È possibile che la strada che lui e la sua gente hanno tracciato possa portare un raggio di speranza ad altre parti del mondo, una speranza che i conflitti tra razze, nazioni e sistemi politici possano essere risolti, non con il fuoco e la spada, ma in uno spirito di vero amore fraterno?
Possono le parole del nostro poeta Arnulf Overland8 avverarsi?
Il disarmato solo
può attingere alle fonti eterne.
Lo spirito solo dà la vittoria.
Sembra un sogno di un futuro remoto e sconosciuto; ma la vita non vale la pena di essere vissuta senza un sogno e senza lavorare per rendere il sogno realtà.
Oggi, ora che l’umanità è in possesso della bomba atomica, è giunto il momento di mettere da parte le armi e gli armamenti e ascoltare il messaggio che Martin Luther King ci ha dato attraverso la lotta disarmata che ha condotto a favore della sua razza. Luther King guarda anche oltre le frontiere del suo paese. Dice:
“Più che mai, amici miei, gli uomini di tutte le razze e nazioni sono oggi sfidati ad essere vicini… Non possiamo più permetterci il lusso di passare dall’altra parte. Questa follia una volta era chiamata fallimento morale; oggi porterà al suicidio universale …
Se assumiamo che l’umanità abbia il diritto di sopravvivere, allora dobbiamo trovare un’alternativa alla guerra e alla distruzione. Nei nostri giorni di veicoli spaziali e missili balistici guidati, la scelta è o la nonviolenza o la non esistenza…”
Anche se Martin Luther King non si è impegnato personalmente nel conflitto internazionale, la sua lotta è un chiaro richiamo a tutti coloro che lavorano per la pace.
È la prima persona nel mondo occidentale ad averci mostrato che una lotta può essere condotta senza violenza.
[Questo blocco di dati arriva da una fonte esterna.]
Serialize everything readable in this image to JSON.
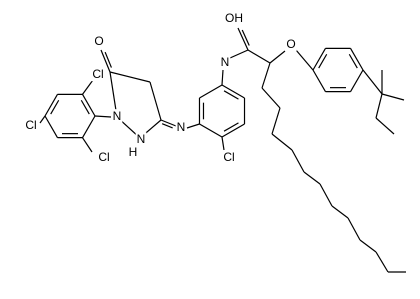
{
  "atoms": [
    {
      "label": "O"
    },
    {
      "label": "Cl"
    },
    {
      "label": "Cl"
    },
    {
      "label": "Cl"
    },
    {
      "label": "N"
    },
    {
      "label": "N"
    },
    {
      "label": "H"
    },
    {
      "label": "N"
    },
    {
      "label": "Cl"
    },
    {
      "label": "N"
    },
    {
      "label": "OH"
    },
    {
      "label": "O"
    }
  ]
}
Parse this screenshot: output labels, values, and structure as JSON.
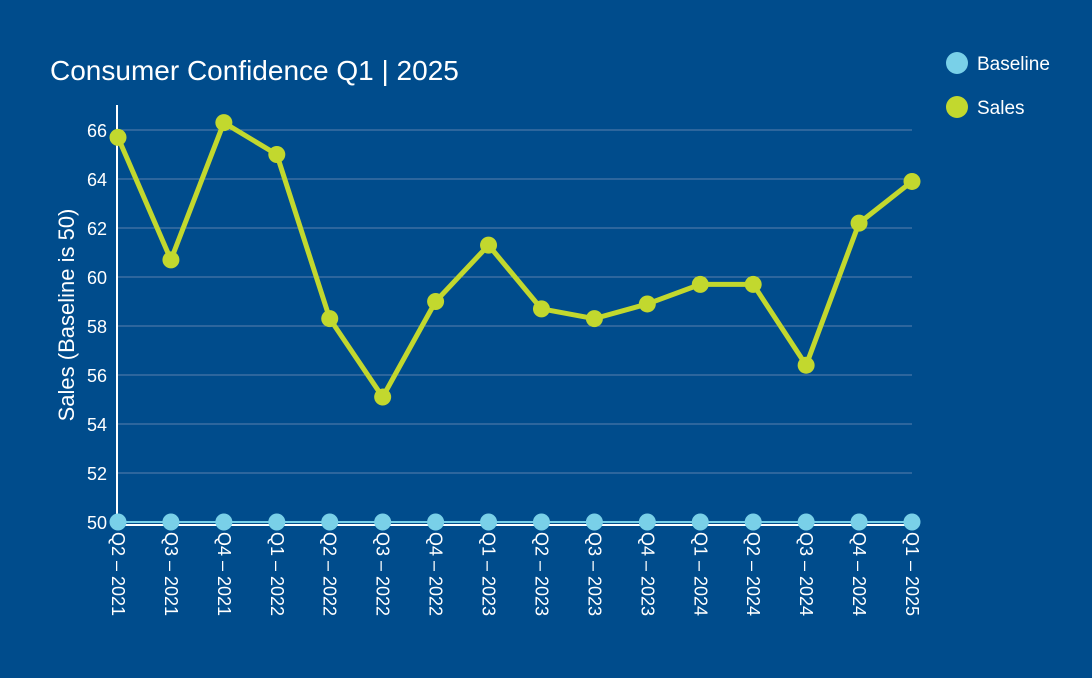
{
  "colors": {
    "background": "#004C8C",
    "baseline": "#79D0E8",
    "sales": "#C2D82E",
    "axis": "#ffffff",
    "grid": "#5a7fae"
  },
  "chart_data": {
    "type": "line",
    "title": "Consumer Confidence Q1 | 2025",
    "xlabel": "",
    "ylabel": "Sales (Baseline is 50)",
    "ylim": [
      50,
      67
    ],
    "yticks": [
      50,
      52,
      54,
      56,
      58,
      60,
      62,
      64,
      66
    ],
    "grid": true,
    "legend_position": "top-right",
    "categories": [
      "Q2 – 2021",
      "Q3 – 2021",
      "Q4 – 2021",
      "Q1 – 2022",
      "Q2 – 2022",
      "Q3 – 2022",
      "Q4 – 2022",
      "Q1 – 2023",
      "Q2 – 2023",
      "Q3 – 2023",
      "Q4 – 2023",
      "Q1 – 2024",
      "Q2 – 2024",
      "Q3 – 2024",
      "Q4 – 2024",
      "Q1 – 2025"
    ],
    "series": [
      {
        "name": "Baseline",
        "color": "#79D0E8",
        "values": [
          50,
          50,
          50,
          50,
          50,
          50,
          50,
          50,
          50,
          50,
          50,
          50,
          50,
          50,
          50,
          50
        ]
      },
      {
        "name": "Sales",
        "color": "#C2D82E",
        "values": [
          65.7,
          60.7,
          66.3,
          65.0,
          58.3,
          55.1,
          59.0,
          61.3,
          58.7,
          58.3,
          58.9,
          59.7,
          59.7,
          56.4,
          62.2,
          63.9
        ]
      }
    ]
  }
}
È il primo ad aver concretizzato il messaggio dell’amore fraterno nel corso della sua lotta, e ha portato questo messaggio a tutti gli uomini, a tutte le nazioni e razze.
Oggi rendiamo omaggio a Martin Luther King, l’uomo che non ha mai abbandonato la sua fede nella lotta disarmata che sta conducendo, che ha sofferto per la sua fede, che è stato imprigionato in molte occasioni, la cui casa è stata oggetto di attentati, la cui vita e quella della sua famiglia sono state minacciate, e che tuttavia non ha mai esitato.
A questo imperterrito campione di pace il Comitato Nobel del Parlamento norvegese ha assegnato il Premio per la Pace per l’anno 1964.
* Il signor Jahn ha pronunciato questo discorso il 10 dicembre 1964, nell’auditorium dell’Università di Oslo. Questo testo in traduzione inglese, con alcune piccole modifiche, è tratto da Les Prix Nobel en 1964. Il Dr. King, che era presente, ricevette il suo premio dal signor Jahn, accettando a nome di un movimento per i diritti civili determinato a stabilire un regno di libertà e una regola di giustizia e definendo il premio un riconoscimento della non-violenza come risposta alla questione politica e morale cruciale del nostro tempo, la necessità dell’uomo di superare l’oppressione e la violenza senza ricorrere alla violenza e all’oppressione.
1. Matteo 5:39
2. Martin Luther King, Jr. 4 e passim.
3. Vedi The Works of Thoreau, ed. by H.S. Canby (Boston: Houghton Mifflin, 1946). La frase di King è una parafrasi del punto principale di Thoreau nel saggio “Disobbedienza civile”.
4. Questo discorso, pronunciato alla Holt Street Baptist Church di Montgomery, Alabama, è descritto ed estratto da King inStride toward Freedom, pp. 61-64.
5. Matteo 5:44. “Amate i vostri nemici, benedite quelli che vi maledicono, fate del bene a quelli che vi odiano e pregate per quelli che vi maltrattano e vi perseguitano.”
6. Mohandas Karamchand Gandhi (1869-1948), leader religioso indù e nazionalista indiano che sostenne l’indipendenza dell’India e praticò la resistenza non violenta contro il governo britannico.
7. Martin Luther King, Jr, “Perché non possiamo aspettare”, pag. 89.